Il protagonista è Kurima Raizo, un samurai al servizio del signore locale Matsumine. Abilissimo nell’arte della spada, gli viene commissionato l’omicidio di Hirata Genshin, padre della sua promessa sposa, accusato di essere coinvolto nel contrabbando di oppio a Nagasaki. Ligio al dovere, Raizo adempie al suo compito, ma scopre ben presto di essere stato solo usato. Ridotto in fin di vita dalle guardie di Matsumine, viene salvato da un gruppo di persone molto particolari che si definiscono factotum della vendetta, guidati da Usui Yuen.

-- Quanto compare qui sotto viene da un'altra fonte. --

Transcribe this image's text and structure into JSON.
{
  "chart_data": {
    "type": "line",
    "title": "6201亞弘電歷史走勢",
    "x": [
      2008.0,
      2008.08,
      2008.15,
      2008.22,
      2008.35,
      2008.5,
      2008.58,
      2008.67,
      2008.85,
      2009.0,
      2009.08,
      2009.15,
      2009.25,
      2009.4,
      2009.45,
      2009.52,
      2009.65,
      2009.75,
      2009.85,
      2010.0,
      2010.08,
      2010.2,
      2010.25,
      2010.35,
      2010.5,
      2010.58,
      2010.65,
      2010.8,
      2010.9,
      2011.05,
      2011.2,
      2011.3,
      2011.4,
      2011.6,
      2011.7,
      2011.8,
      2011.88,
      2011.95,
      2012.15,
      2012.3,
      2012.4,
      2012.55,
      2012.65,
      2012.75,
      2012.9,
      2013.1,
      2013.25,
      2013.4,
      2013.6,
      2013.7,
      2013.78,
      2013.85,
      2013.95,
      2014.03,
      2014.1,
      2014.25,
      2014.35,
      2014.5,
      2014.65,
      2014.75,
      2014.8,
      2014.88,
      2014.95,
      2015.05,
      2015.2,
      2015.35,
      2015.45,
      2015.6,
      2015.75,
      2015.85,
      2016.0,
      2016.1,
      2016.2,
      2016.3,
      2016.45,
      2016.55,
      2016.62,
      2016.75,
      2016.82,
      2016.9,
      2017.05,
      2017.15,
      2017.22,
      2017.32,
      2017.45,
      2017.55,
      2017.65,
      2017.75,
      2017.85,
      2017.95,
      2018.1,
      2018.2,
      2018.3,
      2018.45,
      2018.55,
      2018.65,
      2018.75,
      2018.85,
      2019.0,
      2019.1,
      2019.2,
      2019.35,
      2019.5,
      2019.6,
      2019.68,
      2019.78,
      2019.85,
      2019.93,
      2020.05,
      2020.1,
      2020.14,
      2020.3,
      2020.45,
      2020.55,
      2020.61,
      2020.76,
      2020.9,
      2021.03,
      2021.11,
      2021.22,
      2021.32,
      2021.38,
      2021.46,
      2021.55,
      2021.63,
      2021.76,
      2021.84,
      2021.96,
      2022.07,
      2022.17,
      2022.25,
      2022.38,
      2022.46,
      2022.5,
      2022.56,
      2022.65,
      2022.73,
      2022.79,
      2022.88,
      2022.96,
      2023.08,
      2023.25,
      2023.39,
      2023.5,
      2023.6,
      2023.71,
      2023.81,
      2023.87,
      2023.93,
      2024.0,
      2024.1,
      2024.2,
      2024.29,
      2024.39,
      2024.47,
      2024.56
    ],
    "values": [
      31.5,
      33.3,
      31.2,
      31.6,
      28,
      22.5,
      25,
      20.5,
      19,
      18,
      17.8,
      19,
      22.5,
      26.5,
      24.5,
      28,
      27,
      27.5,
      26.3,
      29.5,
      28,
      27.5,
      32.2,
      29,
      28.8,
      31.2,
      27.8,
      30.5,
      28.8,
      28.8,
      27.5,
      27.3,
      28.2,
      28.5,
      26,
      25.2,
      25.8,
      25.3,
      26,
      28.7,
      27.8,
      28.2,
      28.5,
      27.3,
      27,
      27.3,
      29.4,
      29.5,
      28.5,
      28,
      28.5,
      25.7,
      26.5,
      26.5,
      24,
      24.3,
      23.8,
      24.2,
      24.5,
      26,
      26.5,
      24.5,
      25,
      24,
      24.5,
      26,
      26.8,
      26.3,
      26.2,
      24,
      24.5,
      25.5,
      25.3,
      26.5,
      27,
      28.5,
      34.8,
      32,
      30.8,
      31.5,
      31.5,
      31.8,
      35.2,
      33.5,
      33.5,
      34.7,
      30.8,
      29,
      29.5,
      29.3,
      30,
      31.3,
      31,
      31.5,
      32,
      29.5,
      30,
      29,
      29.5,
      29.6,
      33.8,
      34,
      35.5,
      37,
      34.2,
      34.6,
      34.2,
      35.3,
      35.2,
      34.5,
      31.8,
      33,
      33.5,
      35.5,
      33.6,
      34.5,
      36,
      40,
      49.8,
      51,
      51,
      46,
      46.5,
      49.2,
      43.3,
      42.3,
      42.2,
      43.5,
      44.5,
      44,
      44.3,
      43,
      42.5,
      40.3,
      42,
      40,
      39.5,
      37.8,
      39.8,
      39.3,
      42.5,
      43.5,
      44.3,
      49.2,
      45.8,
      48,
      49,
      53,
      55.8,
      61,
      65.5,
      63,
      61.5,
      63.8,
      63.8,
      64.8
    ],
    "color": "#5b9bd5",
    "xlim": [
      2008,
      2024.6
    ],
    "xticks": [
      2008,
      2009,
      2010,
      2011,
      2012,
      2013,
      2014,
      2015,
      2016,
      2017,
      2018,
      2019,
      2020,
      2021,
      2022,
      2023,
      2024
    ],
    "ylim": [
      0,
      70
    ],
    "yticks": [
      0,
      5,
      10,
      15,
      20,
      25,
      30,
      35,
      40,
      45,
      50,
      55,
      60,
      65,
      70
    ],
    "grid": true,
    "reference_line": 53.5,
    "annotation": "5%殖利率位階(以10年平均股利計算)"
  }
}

In realtà, Hirata Genshin stava indagando lui stesso sul contrabbando e si era rivolto a Yuen nel caso avesse fallito le sue indagini.
Iniziano così le vicende di Raizo, che insieme ai Revenger cercherà i veri responsabili dietro al contrabbando di oppio, per espiare le sue colpe e trovare un modo per far pace con il suo passato.

La ricerca dei responsabili dietro al contrabbando d’oppio e la vendetta nei loro confronti è il filo conduttore dell’intera opera. A questa trama orizzontale, nei primi episodi, si sovrappongono delle trame verticali che in genere si esauriscono in un episodio. Questo è usato come espediente per presentare sia gli effetti negativi della diffusione dell’oppio sia per approfondire i personaggi principali, ma inizialmente il ritmo ne risente leggermente. Tuttavia si riprende bene nella seconda parte, man mano che i Revenger si avvicinano alla verità.

I toni dell'opera sono seri e i temi affrontati impegnativi. Il problema della diffusione dell'oppio era molto spinoso all'epoca, poteva mettere in ginocchio un'intera città, e viene mostrato sotto molti punti di vista (dagli effetti sociali a quelli politici e sanitari).

Sui personaggi ho giudizi contrastanti, non tutti mi hanno convinta completamente.
Il protagonista è ben caratterizzato, ma durante tutta la serie attraversa un percorso di cambiamento e ricerca interiore che gli impedirà di assolvere completamente al suo ruolo di protagonista. Questa mancanza alle volte rallenta un po' il ritmo della storia, ma nella maggior parte dei casi viene colmata da Yuen, che assolve perfettamente al ruolo di cooprotagonista. Usui Yuen è un uomo carismatico e criptico, sempre composto anche nelle situazioni più critiche, ammalia e tiene bene la scena, ma sappiamo poco del suo passato, e questo rende difficoltoso comprendere e accettare il suo fervore religioso.
Di quelli secondari, alcuni sono molto interessanti e particolari, soprattutto Nio, un ragazzino dal passato tutt’altro che facile e con un senso della morale per niente comune, accolto da Yuen tra i Revenger. Altri sono meno convincenti, soprattutto tra i principali antagonisti.

Il finale è coerente e ben reso, forse avrebbe meritato un episodio in più per essere più d’impatto, ma comunque conclude degnamente la serie.

Nel complesso è una buona serie, tiene alta l'attenzione e merita una visione.